"They take you up one day and they drop you like a 'ot potato the next; and, moreover, my dear Peter," he concluded, affectionately linking his arm in mine, as was often his way when we walked together (although he was twelve good inches shorter than myself), "inequality of social condition is a bar to any real intimacy. It is something like disparity of physical stature. One can walk arm in arm only with a man of about one's own size."
This summing up seemed so judicious, so incontrovertible, that feeling quite deplorably weak enough to fall within the sphere of Lady Cray's attraction if I saw much of her, and thereby losing my self-respect, I was deplorably weak enough not to leave a card on her after the happy evening I had spent at her house.
Snob that I was, I dropped her—"like a 'ot potato" for fear of her dropping me.
Besides which I had on my conscience a guilty, snobby feeling that in merely external charms at least these fine people were more to my taste than the charmed circle of my kind old friends the Lintots, however inferior they might be to these (for all that I knew) in sterling qualities of the heart and head—just as I found the outer aspect of Park Lane and Piccadilly more attractive than that of Pentonville, though possibly the latter may have been the more wholesome for such as I to live in.
But people who can get Mario and Grisi to come and sing for them (and the Duchess of Towers to come and listen); people whose walls are covered with beautiful pictures; people for whom the smooth and harmonious ordering of all the little external things of social life has become a habit and a profession—such people are not to be dropped without a pang.
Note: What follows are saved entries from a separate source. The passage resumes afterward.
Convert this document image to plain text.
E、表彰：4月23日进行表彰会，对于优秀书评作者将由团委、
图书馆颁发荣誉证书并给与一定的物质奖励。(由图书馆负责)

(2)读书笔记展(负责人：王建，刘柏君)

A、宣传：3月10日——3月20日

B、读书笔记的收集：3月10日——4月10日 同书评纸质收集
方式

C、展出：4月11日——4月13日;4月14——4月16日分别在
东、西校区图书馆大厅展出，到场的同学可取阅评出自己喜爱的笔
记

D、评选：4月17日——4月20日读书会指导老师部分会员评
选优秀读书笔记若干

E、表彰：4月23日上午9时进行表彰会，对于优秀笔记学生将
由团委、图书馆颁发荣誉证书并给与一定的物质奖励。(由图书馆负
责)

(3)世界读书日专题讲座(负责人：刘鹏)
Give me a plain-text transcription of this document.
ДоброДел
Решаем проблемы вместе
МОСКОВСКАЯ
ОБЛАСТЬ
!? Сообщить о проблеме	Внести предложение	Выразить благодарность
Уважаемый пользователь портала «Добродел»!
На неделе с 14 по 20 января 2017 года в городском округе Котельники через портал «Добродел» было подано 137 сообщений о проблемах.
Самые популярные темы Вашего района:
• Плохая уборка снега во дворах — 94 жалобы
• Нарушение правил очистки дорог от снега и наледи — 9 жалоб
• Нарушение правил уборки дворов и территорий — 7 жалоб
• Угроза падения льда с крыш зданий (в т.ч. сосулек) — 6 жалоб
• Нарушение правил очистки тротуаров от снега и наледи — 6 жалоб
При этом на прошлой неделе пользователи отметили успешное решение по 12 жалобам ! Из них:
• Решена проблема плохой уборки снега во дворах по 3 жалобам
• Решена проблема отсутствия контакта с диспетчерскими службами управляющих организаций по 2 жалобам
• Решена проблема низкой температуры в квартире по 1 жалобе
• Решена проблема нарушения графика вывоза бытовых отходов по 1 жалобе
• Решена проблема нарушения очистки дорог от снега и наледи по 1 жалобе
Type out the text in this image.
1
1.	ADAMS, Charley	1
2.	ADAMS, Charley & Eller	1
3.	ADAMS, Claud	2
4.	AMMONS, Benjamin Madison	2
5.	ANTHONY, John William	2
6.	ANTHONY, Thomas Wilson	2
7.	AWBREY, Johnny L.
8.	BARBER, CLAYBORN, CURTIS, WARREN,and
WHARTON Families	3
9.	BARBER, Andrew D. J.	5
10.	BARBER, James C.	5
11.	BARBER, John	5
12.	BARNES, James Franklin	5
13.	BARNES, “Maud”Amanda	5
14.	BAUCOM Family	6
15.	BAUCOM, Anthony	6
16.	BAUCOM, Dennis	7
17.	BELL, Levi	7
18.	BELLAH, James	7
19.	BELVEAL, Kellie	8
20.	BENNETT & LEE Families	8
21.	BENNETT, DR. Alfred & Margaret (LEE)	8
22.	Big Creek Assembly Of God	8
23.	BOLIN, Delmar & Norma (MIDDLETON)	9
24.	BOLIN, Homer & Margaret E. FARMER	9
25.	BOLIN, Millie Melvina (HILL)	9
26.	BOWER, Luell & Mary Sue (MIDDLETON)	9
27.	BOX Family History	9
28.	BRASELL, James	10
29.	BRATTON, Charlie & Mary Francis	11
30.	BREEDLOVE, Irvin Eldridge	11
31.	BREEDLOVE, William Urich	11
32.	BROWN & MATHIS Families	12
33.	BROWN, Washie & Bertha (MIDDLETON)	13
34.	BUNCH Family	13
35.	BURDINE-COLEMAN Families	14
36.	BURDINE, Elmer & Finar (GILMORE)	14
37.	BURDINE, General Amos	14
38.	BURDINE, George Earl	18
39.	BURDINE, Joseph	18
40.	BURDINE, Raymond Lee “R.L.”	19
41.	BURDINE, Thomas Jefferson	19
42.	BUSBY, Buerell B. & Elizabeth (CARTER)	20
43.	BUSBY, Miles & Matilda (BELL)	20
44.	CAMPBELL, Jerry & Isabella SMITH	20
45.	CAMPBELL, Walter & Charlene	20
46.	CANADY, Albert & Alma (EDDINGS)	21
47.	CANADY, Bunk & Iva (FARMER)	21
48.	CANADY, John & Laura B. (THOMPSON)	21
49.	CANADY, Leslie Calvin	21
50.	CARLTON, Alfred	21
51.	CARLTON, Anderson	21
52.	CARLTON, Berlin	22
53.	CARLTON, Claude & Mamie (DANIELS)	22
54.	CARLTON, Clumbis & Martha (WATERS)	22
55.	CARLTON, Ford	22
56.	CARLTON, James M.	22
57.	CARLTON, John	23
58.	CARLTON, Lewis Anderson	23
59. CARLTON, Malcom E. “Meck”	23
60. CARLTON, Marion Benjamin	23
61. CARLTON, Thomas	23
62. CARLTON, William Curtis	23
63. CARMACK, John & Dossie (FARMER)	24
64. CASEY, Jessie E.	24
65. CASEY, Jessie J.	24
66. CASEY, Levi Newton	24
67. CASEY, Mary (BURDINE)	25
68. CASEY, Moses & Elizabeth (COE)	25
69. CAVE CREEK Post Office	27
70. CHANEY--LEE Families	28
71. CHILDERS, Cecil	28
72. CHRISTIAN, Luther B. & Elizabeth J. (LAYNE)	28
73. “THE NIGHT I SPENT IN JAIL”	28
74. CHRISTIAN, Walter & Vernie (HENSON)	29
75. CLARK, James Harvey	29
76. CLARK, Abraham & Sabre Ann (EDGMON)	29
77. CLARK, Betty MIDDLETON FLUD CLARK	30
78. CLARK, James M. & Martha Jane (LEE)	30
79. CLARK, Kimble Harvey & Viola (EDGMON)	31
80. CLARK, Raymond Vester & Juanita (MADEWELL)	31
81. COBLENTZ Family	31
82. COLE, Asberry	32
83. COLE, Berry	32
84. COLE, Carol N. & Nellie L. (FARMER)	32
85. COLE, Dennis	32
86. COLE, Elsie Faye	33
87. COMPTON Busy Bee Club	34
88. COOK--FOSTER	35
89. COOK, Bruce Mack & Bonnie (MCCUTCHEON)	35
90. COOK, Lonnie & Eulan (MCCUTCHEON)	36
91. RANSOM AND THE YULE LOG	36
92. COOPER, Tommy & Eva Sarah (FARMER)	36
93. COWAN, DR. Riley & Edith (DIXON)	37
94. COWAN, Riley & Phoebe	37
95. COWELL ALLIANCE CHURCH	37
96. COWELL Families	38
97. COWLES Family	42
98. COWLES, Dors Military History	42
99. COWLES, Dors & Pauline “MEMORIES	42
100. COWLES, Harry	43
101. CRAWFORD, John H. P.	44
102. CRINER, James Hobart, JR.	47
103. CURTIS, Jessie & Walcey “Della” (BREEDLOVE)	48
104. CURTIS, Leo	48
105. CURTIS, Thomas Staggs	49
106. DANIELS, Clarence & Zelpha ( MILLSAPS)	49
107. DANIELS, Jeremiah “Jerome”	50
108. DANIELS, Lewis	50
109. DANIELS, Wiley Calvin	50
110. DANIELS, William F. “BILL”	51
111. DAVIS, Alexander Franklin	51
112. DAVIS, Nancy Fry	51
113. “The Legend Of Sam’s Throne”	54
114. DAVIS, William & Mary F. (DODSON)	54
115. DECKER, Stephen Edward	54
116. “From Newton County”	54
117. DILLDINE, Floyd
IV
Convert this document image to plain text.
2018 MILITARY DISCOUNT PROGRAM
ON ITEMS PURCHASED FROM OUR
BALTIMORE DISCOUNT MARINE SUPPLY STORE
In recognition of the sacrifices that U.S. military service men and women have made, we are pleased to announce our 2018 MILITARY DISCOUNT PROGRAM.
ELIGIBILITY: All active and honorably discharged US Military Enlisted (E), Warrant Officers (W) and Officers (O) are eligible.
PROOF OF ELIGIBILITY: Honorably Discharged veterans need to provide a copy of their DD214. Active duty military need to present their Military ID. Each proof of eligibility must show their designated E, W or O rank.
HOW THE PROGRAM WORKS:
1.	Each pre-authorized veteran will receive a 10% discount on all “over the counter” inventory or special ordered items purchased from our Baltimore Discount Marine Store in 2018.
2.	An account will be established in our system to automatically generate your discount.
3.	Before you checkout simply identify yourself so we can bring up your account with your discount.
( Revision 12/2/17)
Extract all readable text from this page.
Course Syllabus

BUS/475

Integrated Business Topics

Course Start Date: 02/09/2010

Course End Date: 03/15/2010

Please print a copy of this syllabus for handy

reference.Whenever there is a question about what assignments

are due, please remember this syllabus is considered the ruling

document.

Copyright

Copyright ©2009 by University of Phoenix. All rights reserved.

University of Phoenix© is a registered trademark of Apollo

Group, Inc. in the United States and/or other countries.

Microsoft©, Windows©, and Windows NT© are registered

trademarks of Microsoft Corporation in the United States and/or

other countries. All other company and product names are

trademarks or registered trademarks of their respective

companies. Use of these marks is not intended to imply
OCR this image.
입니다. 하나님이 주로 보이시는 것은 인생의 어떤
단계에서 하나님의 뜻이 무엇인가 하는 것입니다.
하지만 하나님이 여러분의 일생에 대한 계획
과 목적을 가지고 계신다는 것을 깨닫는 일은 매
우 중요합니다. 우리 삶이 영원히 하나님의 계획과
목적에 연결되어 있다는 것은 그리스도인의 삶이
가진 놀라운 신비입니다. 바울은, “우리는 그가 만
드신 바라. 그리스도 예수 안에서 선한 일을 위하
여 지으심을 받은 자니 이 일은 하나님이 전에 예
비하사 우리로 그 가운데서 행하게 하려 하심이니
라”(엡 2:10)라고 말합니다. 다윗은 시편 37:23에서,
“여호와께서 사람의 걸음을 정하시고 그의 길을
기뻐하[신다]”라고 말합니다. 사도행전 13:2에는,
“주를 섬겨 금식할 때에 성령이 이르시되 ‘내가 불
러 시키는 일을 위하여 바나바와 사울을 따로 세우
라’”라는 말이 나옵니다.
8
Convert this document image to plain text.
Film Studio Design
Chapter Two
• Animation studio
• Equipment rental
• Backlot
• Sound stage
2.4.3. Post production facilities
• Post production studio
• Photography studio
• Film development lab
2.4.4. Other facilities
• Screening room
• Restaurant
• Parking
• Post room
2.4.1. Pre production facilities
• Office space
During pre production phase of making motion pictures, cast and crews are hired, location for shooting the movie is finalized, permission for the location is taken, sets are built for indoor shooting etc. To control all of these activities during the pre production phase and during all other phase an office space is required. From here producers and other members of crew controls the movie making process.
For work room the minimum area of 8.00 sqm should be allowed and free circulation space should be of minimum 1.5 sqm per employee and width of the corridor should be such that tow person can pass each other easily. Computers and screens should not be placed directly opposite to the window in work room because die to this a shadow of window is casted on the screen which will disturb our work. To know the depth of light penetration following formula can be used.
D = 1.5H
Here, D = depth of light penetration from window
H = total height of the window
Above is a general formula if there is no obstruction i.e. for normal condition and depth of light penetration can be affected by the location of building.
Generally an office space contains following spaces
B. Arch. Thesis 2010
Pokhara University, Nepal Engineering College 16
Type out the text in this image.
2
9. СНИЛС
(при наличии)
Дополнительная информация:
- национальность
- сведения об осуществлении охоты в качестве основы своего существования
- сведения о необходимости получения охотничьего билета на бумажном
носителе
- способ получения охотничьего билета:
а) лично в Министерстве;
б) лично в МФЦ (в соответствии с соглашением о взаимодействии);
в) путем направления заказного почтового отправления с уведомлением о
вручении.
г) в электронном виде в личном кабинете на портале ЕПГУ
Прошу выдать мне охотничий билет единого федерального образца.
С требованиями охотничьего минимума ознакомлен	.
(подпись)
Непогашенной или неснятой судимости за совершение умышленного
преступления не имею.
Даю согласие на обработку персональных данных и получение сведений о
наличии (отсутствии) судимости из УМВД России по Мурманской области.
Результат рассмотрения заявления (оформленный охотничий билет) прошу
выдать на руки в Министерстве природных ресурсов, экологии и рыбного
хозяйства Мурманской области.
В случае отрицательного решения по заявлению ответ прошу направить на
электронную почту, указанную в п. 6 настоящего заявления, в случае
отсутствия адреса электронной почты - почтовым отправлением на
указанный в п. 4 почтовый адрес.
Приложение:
So with a pang I went back to my usual round as though nothing had happened; but night and day the face of the Duchess of Towers was ever present to me, like a fixed idea that dominates a life.
* * * * *
On reading and rereading these past pages, I find that I have been unpardonably egotistic, unconscionably prolix and diffuse; and with such small beer to chronicle!
And yet I feel that if I strike out this, I must also strike out that; which would lead to my striking out all, in sheer discouragement; and I have a tale to tell which is more than worth the telling!
Once having got into the way of it, I suppose, I must have found the temptation to talk about myself irresistible.